5: Inadequate Function Monitoring and Logging
One of the key aspects of serverless architectures is the fact that they reside in a cloud environment, outside of the organizational data center perimeter. As such, “on-premise,” or host-based, security controls become irrelevant as a viable protection solution. This, in turn, means that any processes, tools, and procedures developed for security event monitoring and logging become obsolete. While many serverless architecture vendors provide extremely capable logging facilities, these logs in their basic/out-of-the-box configuration, are not always suitable for the purpose of providing a full security event audit trail. In order to achieve adequate real-time security event monitoring with the proper audit trail, serverless developers and their DevOps teams are required to stitch together logging logic that will fit their organizational needs. For example, they must collect real-time logs from different serverless functions and cloud services. Push these logs to a remote security information and event management (SIEM) system. This will oftentimes require organizations to first store the logs in an intermediary cloud storage service.

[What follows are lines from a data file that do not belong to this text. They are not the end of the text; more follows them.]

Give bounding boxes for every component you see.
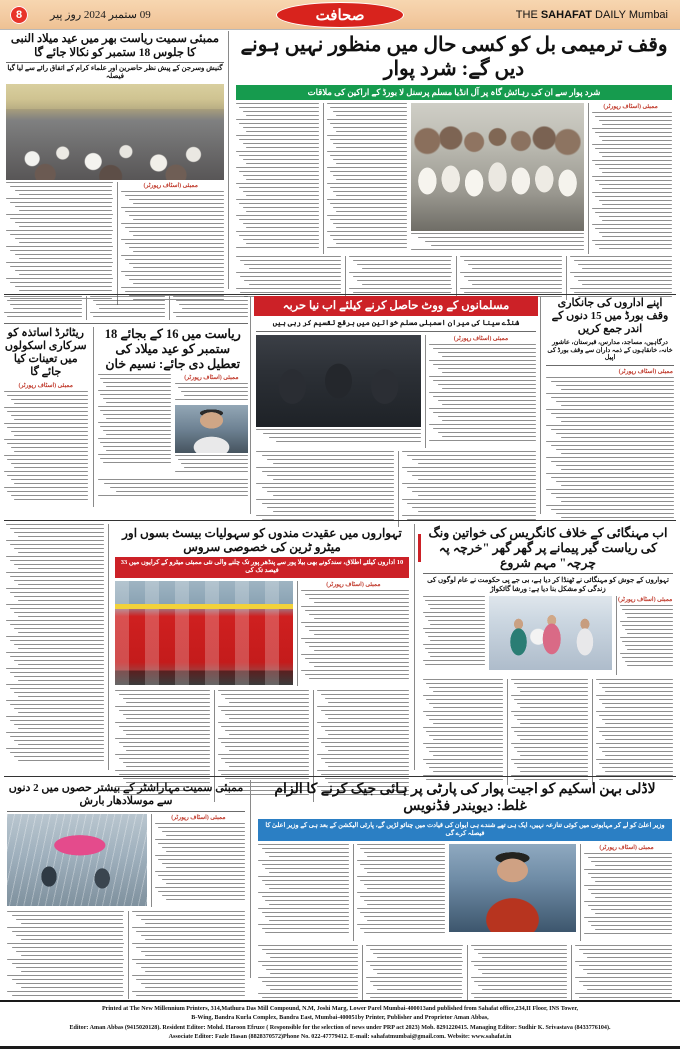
story-congress-women-headline: اب مہنگائی کے خلاف کانگریس کی خواتین ونگ کی ریاست گیر پیمانے پر گھر گھر "خرچہ پہ چرچہ" مہم شروع: [428, 526, 668, 570]
story-congress-women-wing: [420, 524, 676, 770]
story-rain: [4, 780, 248, 978]
story-retired-teachers-headline: ریٹائرڈ اساتذہ کو سرکاری اسکولوں میں تعینات کیا جائے گا: [4, 327, 87, 378]
footer-line-1: Printed at The New Millennium Printers, 314,Mathura Das Mill Compound, N.M, Joshi Marg, Lower Parel Mumbai-400013and published from Sahafat office,234,II Floor, INS Tower,: [101, 1006, 579, 1012]
footer-line-2: B-Wing, Bandra Kurla Complex, Bandra East, Mumbai-400051by Printer, Publisher and Proprietor Aman Abbas,: [191, 1015, 489, 1022]
story-rain-headline: ممبئی سمیت مہاراشٹر کے بیشتر حصوں میں 2 دنوں سے موسلادھار بارش: [8, 782, 244, 807]
story-top-left: [4, 31, 226, 291]
story-eid-holiday-headline: ریاست میں 16 کے بجائے 18 ستمبر کو عید میلاد کی تعطیل دی جائے: نسیم خان: [104, 327, 241, 371]
story-fadnavis-headline: لاڈلی بہن اسکیم کو اجیت پوار کی پارٹی پر ہائی جیک کرنے کا الزام غلط: دیویندر فڈنویس: [274, 782, 656, 814]
reporter-credit: ممبئی (اسٹاف رپورٹر): [453, 336, 509, 343]
reporter-credit: ممبئی (اسٹاف رپورٹر): [603, 103, 658, 110]
reporter-credit: ممبئی (اسٹاف رپورٹر): [171, 814, 226, 821]
story-top-left-subhead: گنیش وسرجن کے پیش نظر حاضرین اور علماء کرام کے اتفاق رائے سے لیا گیا فیصلہ: [7, 64, 223, 81]
masthead-title-english: [516, 9, 668, 21]
masthead-brand: SAHAFAT: [540, 8, 592, 21]
story-waqf-board-subhead: درگاہیں، مساجد، مدارس، قبرستان، عاشور خانہ، خانقاہوں کے ذمہ داران سے وقف بورڈ کی اپیل: [547, 338, 673, 362]
story-top-left-headline: ممبئی سمیت ریاست بھر میں عید میلاد النبی کا جلوس 18 ستمبر کو نکالا جائے گا: [10, 33, 220, 59]
story-lead: [232, 31, 676, 291]
footer-imprint: [0, 1000, 680, 1049]
story-burqa-subhead: شنڈے سینا کی میران اسمبلی مسلم خواتین میں برقع تقسیم کر رہی ہیں: [272, 318, 520, 328]
story-burqa-headline-bar: مسلمانوں کے ووٹ حاصل کرنے کیلئے اب نیا حربہ: [254, 296, 538, 316]
reporter-credit: ممبئی (اسٹاف رپورٹر): [18, 382, 73, 389]
photo-devendra-fadnavis: [449, 844, 576, 932]
photo-muslim-women: [256, 335, 421, 427]
story-fadnavis-subhead-bar: وزیر اعلیٰ کو لے کر مہایوتی میں کوئی تنازعہ نہیں، ایک ہی تھے شندے ہی ایوان کی قیادت میں چنائو لڑیں گے، پارٹی الیکشن کے بعد ہی کے وزیر اعلیٰ کا فیصلہ کرے گی: [258, 819, 672, 841]
story-best-bus-headline: تہواروں میں عقیدت مندوں کو سہولیات بیسٹ بسوں اور میٹرو ٹرین کی خصوصی سروس: [122, 526, 402, 555]
photo-press-conference: [489, 596, 613, 670]
reporter-credit: ممبئی (اسٹاف رپورٹر): [599, 845, 654, 852]
story-top-left-body: [117, 182, 225, 305]
column-filler-left: [4, 524, 106, 770]
photo-rain-umbrella: [7, 814, 147, 906]
story-fadnavis: [254, 780, 676, 978]
footer-line-4: Associate Editor: Fazle Hasan (8828370572)Phone No. 022-47779412. E-mail: sahafatmumbai@gmail.com. Website: www.sahafat.in: [168, 1033, 512, 1040]
masthead-the: THE: [515, 8, 541, 21]
reporter-credit: ممبئی (اسٹاف رپورٹر): [618, 368, 673, 375]
reporter-credit: ممبئی (اسٹاف رپورٹر): [617, 596, 673, 603]
story-waqf-board-headline: اپنے اداروں کی جانکاری وقف بورڈ میں 15 دنوں کے اندر جمع کریں: [551, 297, 669, 335]
story-best-bus: [112, 524, 412, 770]
photo-best-buses: [115, 581, 293, 685]
story-lead-subhead-bar: شرد پوار سے ان کی رہائش گاہ پر آل انڈیا مسلم پرسنل لا بورڈ کے اراکین کی ملاقات: [236, 85, 672, 100]
story-congress-women-subhead: تہواروں کے جوش کو مہنگائی نے ٹھنڈا کر دیا ہے، بی جے پی حکومت نے عام لوگوں کی زندگی کو مشکل بنا دیا ہے: ورشا گائکواڑ: [427, 576, 669, 593]
story-waqf-board: [544, 296, 676, 514]
masthead-date: 09 ستمبر 2024 روز پیر: [50, 9, 151, 21]
page-number-badge: 8: [10, 6, 28, 24]
photo-board-members: [411, 103, 585, 231]
photo-naseem-khan: [175, 405, 248, 453]
reporter-credit: ممبئی (اسٹاف رپورٹر): [326, 581, 381, 588]
reporter-credit: ممبئی (اسٹاف رپورٹر): [184, 375, 239, 382]
masthead-logo: [276, 2, 404, 28]
photo-meeting-hall: [6, 84, 224, 180]
masthead-logo-text: صحافت: [276, 2, 404, 28]
reporter-credit: ممبئی (اسٹاف رپورٹر): [143, 182, 198, 189]
footer-line-3: Editor: Aman Abbas (9415020128). Resident Editor: Mohd. Haroon Efruze ( Responsible for the selection of news under PRP act 2023) Mob. 8291220415. Managing Editor: Sudhir K. Srivastava (8433776104).: [69, 1024, 611, 1031]
story-lead-headline: وقف ترمیمی بل کو کسی حال میں منظور نہیں ہونے دیں گے: شرد پوار: [240, 34, 668, 80]
masthead: [0, 0, 680, 30]
story-burqa-distribution: [254, 296, 538, 514]
masthead-tail: DAILY Mumbai: [591, 8, 668, 21]
story-eid-holiday: [93, 327, 248, 507]
story-best-bus-subhead-bar: 10 اداروں کیلئے اطلاق، سندکونے بھی بیلا پور سے پنڈھر پور تک چلنے والی نئی ممبئی میٹرو کے کرایوں میں 33 فیصد تک کی: [115, 557, 409, 577]
story-retired-teachers: [4, 327, 88, 507]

6: Insecure Third-Party Dependencies
Generally, a serverless function should be a small piece of code that performs a single discrete task. Functions often depend on third-party software packages, open-source libraries and even the consumption of third-party remote web services through API calls to perform tasks. However, even the most secure serverless function can become vulnerable when importing code from a vulnerable third-party dependency.
7: Insecure application secrets storage
One of the most frequently recurring mistakes related to application secrets storage, is to simply store these secrets in a plain text configuration file that is a part of the software project. In such cases, any user with “read” permissions on the project can get access to these secrets. The situation gets much worse if the project is stored on a public repository. Another common mistake is to store these secrets in plain text, as environment variables. While environment variables are a useful way to persist data across serverless function executions, in some cases, such environment variables can leak and reach the wrong hands.